Saturday, May 5, 2012

Observational Studies

[O]bservational studies, researchers say, are especially prone to methodological and statistical biases that can render the results unreliable. Their findings are much less replicable than those drawn from controlled research. Worse, few of the flawed findings are spotted -- or corrected -- in the published literature.
That's from a WSJ front page article, "Analytical Trend Troubles Scientists," published Thursday, May 3rd, criticizing the increased use of observational studies (over true experiments) in the hard sciences over the last dozen years. The whole article is really good. I am glad the WSJ devoted a front page article to this issue.

What can go wrong with interpreting data from observational studies? Lots. For example, when running an experiment, the scientist gets to control all the variables of interest, and by varying one of them can get a clear picture of how that variable interacts with the outcome of interest (usually the biggest analytical issues with experimental data is measurement error). In an observational study, many things change at once which makes it much harder to construct correct correlations (is A correlated with B because A causes B, B causes A, or C causes A and B?). 

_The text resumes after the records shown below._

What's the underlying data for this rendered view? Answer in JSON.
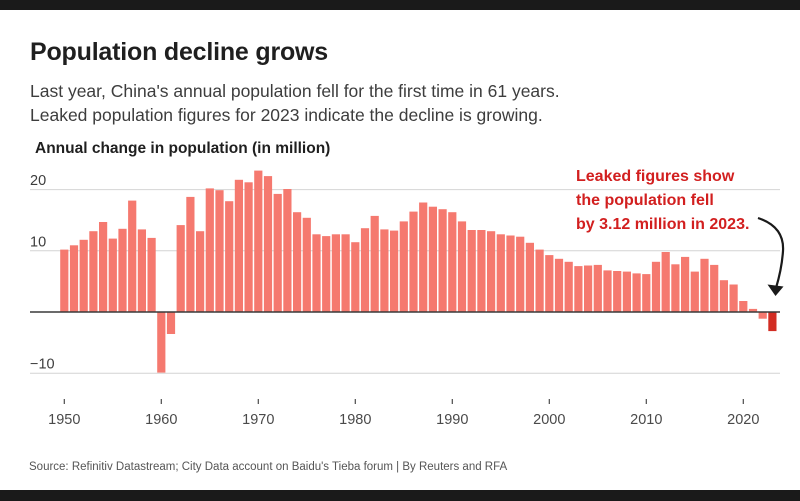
{
  "page": {
    "title": "Population decline grows",
    "subtitle_lines": [
      "Last year, China's annual population fell for the first time in 61 years.",
      "Leaked population figures for 2023 indicate the decline is growing."
    ],
    "source": "Source: Refinitiv Datastream; City Data account on Baidu's Tieba forum | By Reuters and RFA"
  },
  "chart_data": {
    "type": "bar",
    "title": "Annual change in population (in million)",
    "xlabel": "",
    "ylabel": "Annual change in population (in million)",
    "ylim": [
      -13,
      25
    ],
    "grid": "horizontal",
    "legend": "none",
    "x": [
      1950,
      1951,
      1952,
      1953,
      1954,
      1955,
      1956,
      1957,
      1958,
      1959,
      1960,
      1961,
      1962,
      1963,
      1964,
      1965,
      1966,
      1967,
      1968,
      1969,
      1970,
      1971,
      1972,
      1973,
      1974,
      1975,
      1976,
      1977,
      1978,
      1979,
      1980,
      1981,
      1982,
      1983,
      1984,
      1985,
      1986,
      1987,
      1988,
      1989,
      1990,
      1991,
      1992,
      1993,
      1994,
      1995,
      1996,
      1997,
      1998,
      1999,
      2000,
      2001,
      2002,
      2003,
      2004,
      2005,
      2006,
      2007,
      2008,
      2009,
      2010,
      2011,
      2012,
      2013,
      2014,
      2015,
      2016,
      2017,
      2018,
      2019,
      2020,
      2021,
      2022,
      2023
    ],
    "values": [
      10.2,
      10.9,
      11.8,
      13.2,
      14.7,
      12.0,
      13.6,
      18.2,
      13.5,
      12.1,
      -9.9,
      -3.6,
      14.2,
      18.8,
      13.2,
      20.2,
      19.9,
      18.1,
      21.6,
      21.2,
      23.1,
      22.2,
      19.3,
      20.1,
      16.3,
      15.4,
      12.7,
      12.4,
      12.7,
      12.7,
      11.4,
      13.7,
      15.7,
      13.5,
      13.3,
      14.8,
      16.4,
      17.9,
      17.2,
      16.8,
      16.3,
      14.8,
      13.4,
      13.4,
      13.2,
      12.7,
      12.5,
      12.3,
      11.3,
      10.2,
      9.3,
      8.7,
      8.2,
      7.5,
      7.6,
      7.7,
      6.8,
      6.7,
      6.6,
      6.3,
      6.2,
      8.2,
      9.8,
      7.8,
      9.0,
      6.6,
      8.7,
      7.7,
      5.2,
      4.5,
      1.8,
      0.5,
      -1.1,
      -3.12
    ],
    "yticks": [
      {
        "value": 20,
        "label": "20"
      },
      {
        "value": 10,
        "label": "10"
      },
      {
        "value": -10,
        "label": "−10"
      }
    ],
    "xticks": [
      1950,
      1960,
      1970,
      1980,
      1990,
      2000,
      2010,
      2020
    ],
    "bar_color": "#f5796f",
    "highlight": {
      "year": 2023,
      "color": "#d22d23"
    },
    "annotation": {
      "lines": [
        "Leaked figures show",
        "the population fell",
        "by 3.12 million in 2023."
      ],
      "color": "#d21f1f"
    }
  }
}
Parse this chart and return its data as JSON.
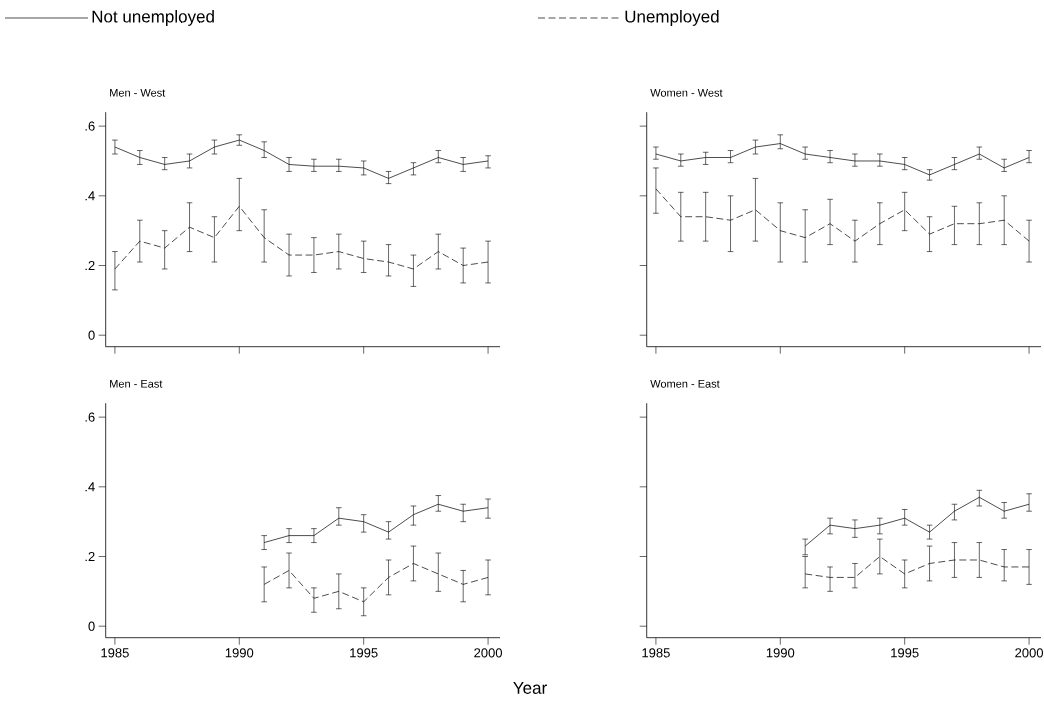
{
  "chart_data": [
    {
      "type": "line",
      "title": "Men - West",
      "legend": "top",
      "tick_labels": "y",
      "x": [
        1985,
        1986,
        1987,
        1988,
        1989,
        1990,
        1991,
        1992,
        1993,
        1994,
        1995,
        1996,
        1997,
        1998,
        1999,
        2000
      ],
      "xlim": [
        1984.63,
        2000.48
      ],
      "ylim": [
        -0.033,
        0.64
      ],
      "xticks": [
        1985,
        1990,
        1995,
        2000
      ],
      "yticks": [
        0,
        {
          "value": 0.2,
          "label": ".2"
        },
        {
          "value": 0.4,
          "label": ".4"
        },
        {
          "value": 0.6,
          "label": ".6"
        }
      ],
      "series": [
        {
          "name": "Not unemployed",
          "color": "#000000",
          "line_style": "solid",
          "values": [
            0.54,
            0.51,
            0.49,
            0.5,
            0.54,
            0.56,
            0.53,
            0.49,
            0.485,
            0.485,
            0.48,
            0.45,
            0.48,
            0.51,
            0.49,
            0.5
          ],
          "errors": [
            [
              0.52,
              0.56
            ],
            [
              0.49,
              0.53
            ],
            [
              0.475,
              0.51
            ],
            [
              0.48,
              0.52
            ],
            [
              0.52,
              0.56
            ],
            [
              0.545,
              0.575
            ],
            [
              0.51,
              0.555
            ],
            [
              0.47,
              0.51
            ],
            [
              0.47,
              0.505
            ],
            [
              0.47,
              0.505
            ],
            [
              0.46,
              0.5
            ],
            [
              0.435,
              0.47
            ],
            [
              0.46,
              0.495
            ],
            [
              0.495,
              0.53
            ],
            [
              0.47,
              0.51
            ],
            [
              0.48,
              0.515
            ]
          ]
        },
        {
          "name": "Unemployed",
          "color": "#000000",
          "line_style": "dashed",
          "values": [
            0.19,
            0.27,
            0.25,
            0.31,
            0.28,
            0.37,
            0.28,
            0.23,
            0.23,
            0.24,
            0.22,
            0.21,
            0.19,
            0.24,
            0.2,
            0.21
          ],
          "errors": [
            [
              0.13,
              0.24
            ],
            [
              0.21,
              0.33
            ],
            [
              0.19,
              0.3
            ],
            [
              0.24,
              0.38
            ],
            [
              0.21,
              0.34
            ],
            [
              0.3,
              0.45
            ],
            [
              0.21,
              0.36
            ],
            [
              0.17,
              0.29
            ],
            [
              0.18,
              0.28
            ],
            [
              0.19,
              0.29
            ],
            [
              0.18,
              0.27
            ],
            [
              0.17,
              0.26
            ],
            [
              0.14,
              0.23
            ],
            [
              0.19,
              0.29
            ],
            [
              0.15,
              0.25
            ],
            [
              0.15,
              0.27
            ]
          ]
        }
      ]
    },
    {
      "type": "line",
      "title": "Women - West",
      "tick_labels": false,
      "x": [
        1985,
        1986,
        1987,
        1988,
        1989,
        1990,
        1991,
        1992,
        1993,
        1994,
        1995,
        1996,
        1997,
        1998,
        1999,
        2000
      ],
      "xlim": [
        1984.63,
        2000.48
      ],
      "ylim": [
        -0.033,
        0.64
      ],
      "xticks": [
        1985,
        1990,
        1995,
        2000
      ],
      "yticks": [
        {
          "value": 0,
          "label": null
        },
        {
          "value": 0.2,
          "label": null
        },
        {
          "value": 0.4,
          "label": null
        },
        {
          "value": 0.6,
          "label": null
        }
      ],
      "series": [
        {
          "color": "#000000",
          "line_style": "solid",
          "values": [
            0.52,
            0.5,
            0.51,
            0.51,
            0.54,
            0.55,
            0.52,
            0.51,
            0.5,
            0.5,
            0.49,
            0.46,
            0.49,
            0.52,
            0.48,
            0.51
          ],
          "errors": [
            [
              0.505,
              0.54
            ],
            [
              0.485,
              0.52
            ],
            [
              0.49,
              0.525
            ],
            [
              0.495,
              0.53
            ],
            [
              0.52,
              0.56
            ],
            [
              0.535,
              0.575
            ],
            [
              0.505,
              0.54
            ],
            [
              0.495,
              0.53
            ],
            [
              0.485,
              0.52
            ],
            [
              0.485,
              0.52
            ],
            [
              0.475,
              0.51
            ],
            [
              0.445,
              0.475
            ],
            [
              0.475,
              0.51
            ],
            [
              0.505,
              0.54
            ],
            [
              0.47,
              0.505
            ],
            [
              0.495,
              0.53
            ]
          ]
        },
        {
          "color": "#000000",
          "line_style": "dashed",
          "values": [
            0.42,
            0.34,
            0.34,
            0.33,
            0.36,
            0.3,
            0.28,
            0.32,
            0.27,
            0.32,
            0.36,
            0.29,
            0.32,
            0.32,
            0.33,
            0.27
          ],
          "errors": [
            [
              0.35,
              0.48
            ],
            [
              0.27,
              0.41
            ],
            [
              0.27,
              0.41
            ],
            [
              0.24,
              0.4
            ],
            [
              0.27,
              0.45
            ],
            [
              0.21,
              0.38
            ],
            [
              0.21,
              0.36
            ],
            [
              0.26,
              0.39
            ],
            [
              0.21,
              0.33
            ],
            [
              0.26,
              0.38
            ],
            [
              0.3,
              0.41
            ],
            [
              0.24,
              0.34
            ],
            [
              0.26,
              0.37
            ],
            [
              0.26,
              0.38
            ],
            [
              0.26,
              0.4
            ],
            [
              0.21,
              0.33
            ]
          ]
        }
      ]
    },
    {
      "type": "line",
      "title": "Men - East",
      "xlabel": "Year",
      "x": [
        1991,
        1992,
        1993,
        1994,
        1995,
        1996,
        1997,
        1998,
        1999,
        2000
      ],
      "xlim": [
        1984.63,
        2000.48
      ],
      "ylim": [
        -0.033,
        0.64
      ],
      "xticks": [
        1985,
        1990,
        1995,
        2000
      ],
      "yticks": [
        0,
        {
          "value": 0.2,
          "label": ".2"
        },
        {
          "value": 0.4,
          "label": ".4"
        },
        {
          "value": 0.6,
          "label": ".6"
        }
      ],
      "series": [
        {
          "color": "#000000",
          "line_style": "solid",
          "values": [
            0.24,
            0.26,
            0.26,
            0.31,
            0.3,
            0.27,
            0.32,
            0.35,
            0.33,
            0.34
          ],
          "errors": [
            [
              0.22,
              0.26
            ],
            [
              0.24,
              0.28
            ],
            [
              0.24,
              0.28
            ],
            [
              0.29,
              0.34
            ],
            [
              0.27,
              0.32
            ],
            [
              0.25,
              0.3
            ],
            [
              0.29,
              0.345
            ],
            [
              0.33,
              0.375
            ],
            [
              0.3,
              0.35
            ],
            [
              0.31,
              0.365
            ]
          ]
        },
        {
          "color": "#000000",
          "line_style": "dashed",
          "values": [
            0.12,
            0.16,
            0.08,
            0.1,
            0.07,
            0.14,
            0.18,
            0.15,
            0.12,
            0.14
          ],
          "errors": [
            [
              0.07,
              0.17
            ],
            [
              0.11,
              0.21
            ],
            [
              0.04,
              0.11
            ],
            [
              0.05,
              0.15
            ],
            [
              0.03,
              0.11
            ],
            [
              0.09,
              0.19
            ],
            [
              0.13,
              0.23
            ],
            [
              0.1,
              0.21
            ],
            [
              0.07,
              0.16
            ],
            [
              0.09,
              0.19
            ]
          ]
        }
      ]
    },
    {
      "type": "line",
      "title": "Women - East",
      "tick_labels": "x",
      "x": [
        1991,
        1992,
        1993,
        1994,
        1995,
        1996,
        1997,
        1998,
        1999,
        2000
      ],
      "xlim": [
        1984.63,
        2000.48
      ],
      "ylim": [
        -0.033,
        0.64
      ],
      "xticks": [
        1985,
        1990,
        1995,
        2000
      ],
      "yticks": [
        {
          "value": 0,
          "label": null
        },
        {
          "value": 0.2,
          "label": null
        },
        {
          "value": 0.4,
          "label": null
        },
        {
          "value": 0.6,
          "label": null
        }
      ],
      "series": [
        {
          "color": "#000000",
          "line_style": "solid",
          "values": [
            0.23,
            0.29,
            0.28,
            0.29,
            0.31,
            0.27,
            0.33,
            0.37,
            0.33,
            0.35
          ],
          "errors": [
            [
              0.205,
              0.25
            ],
            [
              0.265,
              0.31
            ],
            [
              0.255,
              0.305
            ],
            [
              0.265,
              0.31
            ],
            [
              0.29,
              0.335
            ],
            [
              0.25,
              0.29
            ],
            [
              0.305,
              0.35
            ],
            [
              0.345,
              0.39
            ],
            [
              0.31,
              0.355
            ],
            [
              0.33,
              0.38
            ]
          ]
        },
        {
          "color": "#000000",
          "line_style": "dashed",
          "values": [
            0.15,
            0.14,
            0.14,
            0.2,
            0.15,
            0.18,
            0.19,
            0.19,
            0.17,
            0.17
          ],
          "errors": [
            [
              0.11,
              0.2
            ],
            [
              0.1,
              0.17
            ],
            [
              0.11,
              0.18
            ],
            [
              0.15,
              0.25
            ],
            [
              0.11,
              0.19
            ],
            [
              0.13,
              0.23
            ],
            [
              0.14,
              0.24
            ],
            [
              0.14,
              0.24
            ],
            [
              0.13,
              0.22
            ],
            [
              0.12,
              0.22
            ]
          ]
        }
      ]
    }
  ]
}
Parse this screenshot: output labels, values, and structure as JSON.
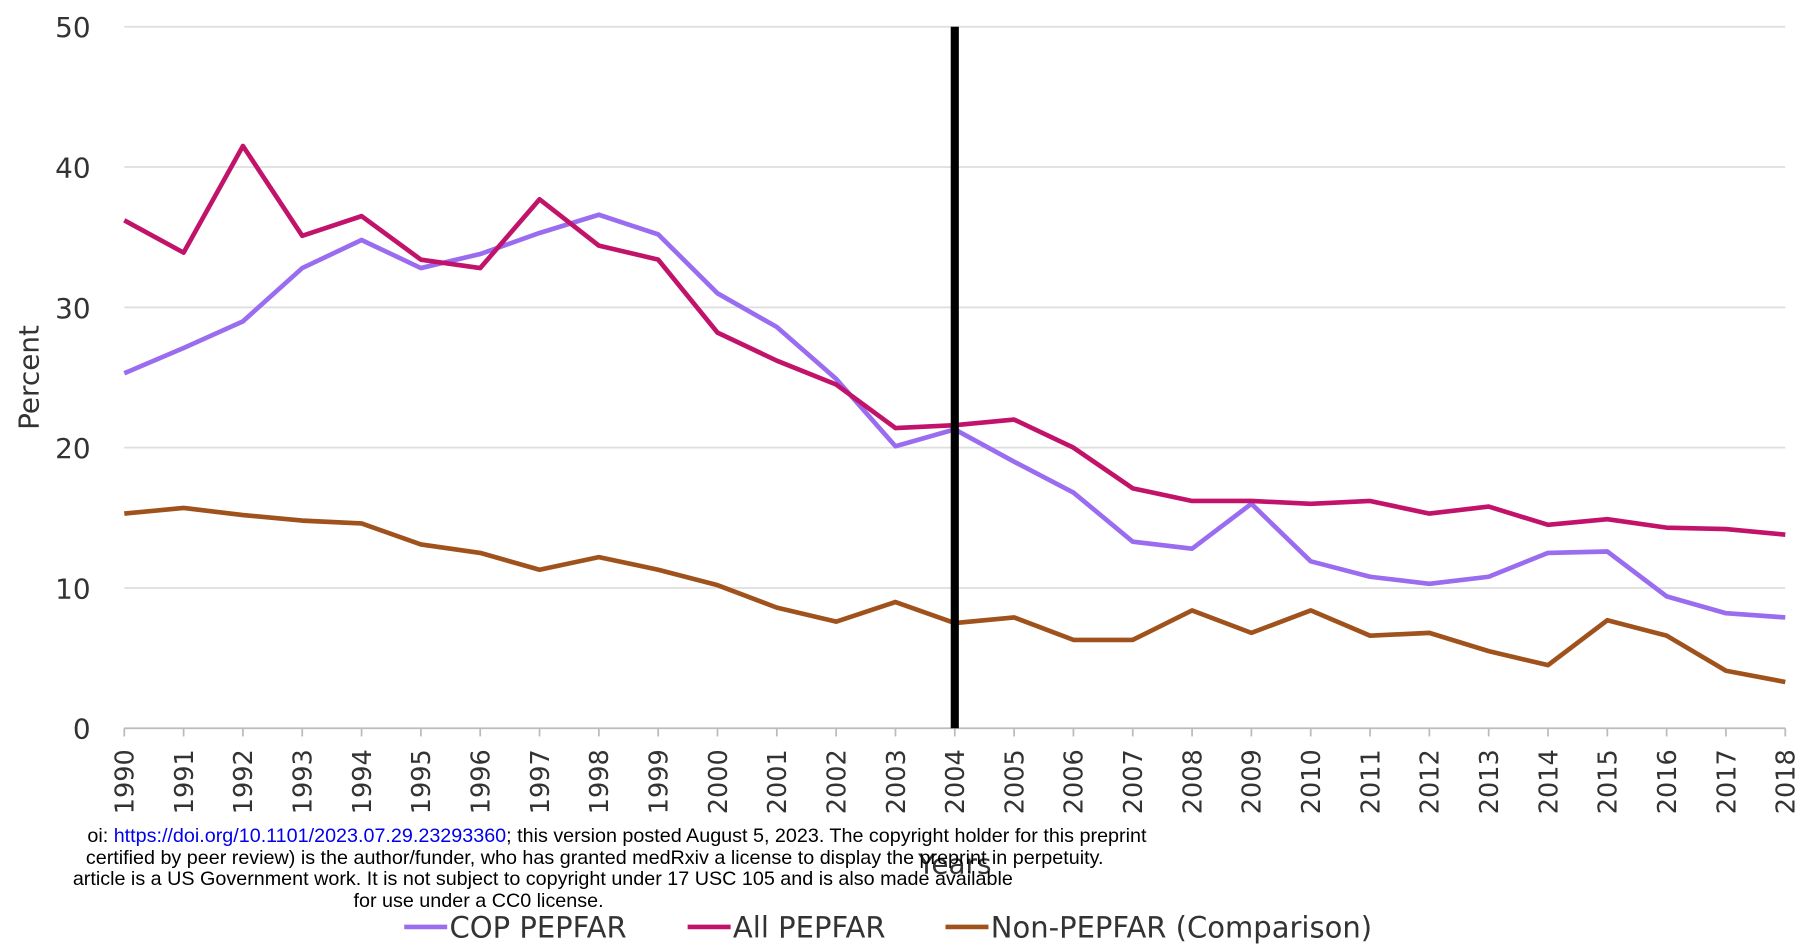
{
  "chart_data": {
    "type": "line",
    "y_label": "Percent",
    "x_label": "Years",
    "categories": [
      "1990",
      "1991",
      "1992",
      "1993",
      "1994",
      "1995",
      "1996",
      "1997",
      "1998",
      "1999",
      "2000",
      "2001",
      "2002",
      "2003",
      "2004",
      "2005",
      "2006",
      "2007",
      "2008",
      "2009",
      "2010",
      "2011",
      "2012",
      "2013",
      "2014",
      "2015",
      "2016",
      "2017",
      "2018"
    ],
    "series": [
      {
        "name": "COP PEPFAR",
        "color": "#9a6cf0",
        "values": [
          25.3,
          27.1,
          29.0,
          32.8,
          34.8,
          32.8,
          33.8,
          35.3,
          36.6,
          35.2,
          31.0,
          28.6,
          24.9,
          20.1,
          21.3,
          19.0,
          16.8,
          13.3,
          12.8,
          16.0,
          11.9,
          10.8,
          10.3,
          10.8,
          12.5,
          12.6,
          9.4,
          8.2,
          7.9
        ]
      },
      {
        "name": "All PEPFAR",
        "color": "#c2136b",
        "values": [
          36.2,
          33.9,
          41.5,
          35.1,
          36.5,
          33.4,
          32.8,
          37.7,
          34.4,
          33.4,
          28.2,
          26.2,
          24.5,
          21.4,
          21.6,
          22.0,
          20.0,
          17.1,
          16.2,
          16.2,
          16.0,
          16.2,
          15.3,
          15.8,
          14.5,
          14.9,
          14.3,
          14.2,
          13.8
        ]
      },
      {
        "name": "Non-PEPFAR (Comparison)",
        "color": "#a0521c",
        "values": [
          15.3,
          15.7,
          15.2,
          14.8,
          14.6,
          13.1,
          12.5,
          11.3,
          12.2,
          11.3,
          10.2,
          8.6,
          7.6,
          9.0,
          7.5,
          7.9,
          6.3,
          6.3,
          8.4,
          6.8,
          8.4,
          6.6,
          6.8,
          5.5,
          4.5,
          7.7,
          6.6,
          4.1,
          3.3
        ]
      }
    ],
    "ylim": [
      0,
      50
    ],
    "yticks": [
      0,
      10,
      20,
      30,
      40,
      50
    ],
    "grid": true,
    "legend": "bottom",
    "reference_line": {
      "category": "2004",
      "color": "#000000"
    }
  },
  "footer": {
    "line1_prefix": "oi: ",
    "line1_link": "https://doi.org/10.1101/2023.07.29.23293360",
    "line1_suffix": "; this version posted August 5, 2023. The copyright holder for this preprint",
    "line2": "certified by peer review) is the author/funder, who has granted medRxiv a license to display the preprint in perpetuity.",
    "line3": "article is a US Government work. It is not subject to copyright under 17 USC 105 and is also made available",
    "line4": "for use under a CC0 license."
  }
}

In addition, yesterday at the Becker Freedman Institute Conference on the Biological Basis of Economic Preferences and Behavior, David Cesarini, one of the presenters, spent some time talking about this issue as it relates to the molecular genetics literature (a literature that in large part tries to determine which genes do what). This another sub-field where there are concerns about the veracity of much of the research. Basically his argument boiled down to another common concern with observational studies: data mining. Even with small p-values, when running hundreds of thousands of regressions of an outcome on a SNP (single nucleotide polymorphism), one is bound to find spurious correlation, especially since the regressions have such low power (he cited an average R-squared of .004). So, what was his advice to economists and other scientists who want to use genetic data in their work? "Stop recapitulating the mistakes of medical genetics and set high standards."

Economists really do have a comparative advantage here over other hard scientists. Economists have had to deal with the lack of experiments since the invention of the field. As a result, we are trained to always be on the look out for what could go wrong when interpreting survey and observational data (or even when we don't have the data we need at all), and we learn a lot of statistical techniques and econometric methods to deal with the problems that creep up all the time in observational studies. Most medical researchers and other hard scientists haven't had this training because all their data work has come from experiments where all the manipulated and controlled variables are known. Because of this, they are bound to make lots of mistakes.


  1. Did Cesarini mean that because of low power - probability of detecting a meaningful deviation from the null hypothesis - the fraction of statistically significant results that represent something of meaning is much less? Or, was his issue primarily with multiple testing? I view these as slightly different problems that each make the other problem worse.

    Imagine that you have power = 1, but that you still have the five percent Type I error rate. 20 hypothesis tests will, on average, yield one false positive. Setting aside the issue of power, that level of certainty about obtaining a false result (despite not knowing which one it will be) is a problem. My impression is that researchers adjust their individual tests so that the groupwise Type I error rate is 5 percent (depending on the # of tests, something like 1 or 0.1 percent for each test), but there are other ways to deal with this.

    Low power exacerbates the problem. In an example, a test that rejects at the 5 percent level will have, on average, 1 in 20 false positives, but if that same test only detects 20 percent of the true deviations from the null hypothesis, a rejection of the null might not be as meaningful. Imagine a setting with 20 independent hypothesis tests, and in truth, 5 of these have a meaningful deviation from the null hypothesis. With Power = 0.2, you'll detect one of these on average. Match that with one false positive, and you've got (very loosely) a 50 percent chance that your statistical result is spurious.

    To take this one step further, and infer causation, we need even more (i.e., to rule out confounding variables, and reverse causation).

    1. Yes, I see my "especially" in the post is confusing.

      It seemed to be a little of both (he was talking fast, and I may not have gotten his point exactly right). According to my notes: He mentioned the standard in the literature is to set p=5x10^-8, but this represents a loosening of a standard that was in place that was not yielding any statistically significant results. Then he talked about problems with running hundreds of thousands of regressions per paper searching for significant relationships. Then he mentioned: there are "too many false positives because of underpowered studies." Then he advocated solutions: use larger samples when possible, introduce groupwise testing, and split the sample into two pieces (a discovery sample (80% of data) and a validation sample (20% of data)). I think your third paragraph captures what he was trying to convey.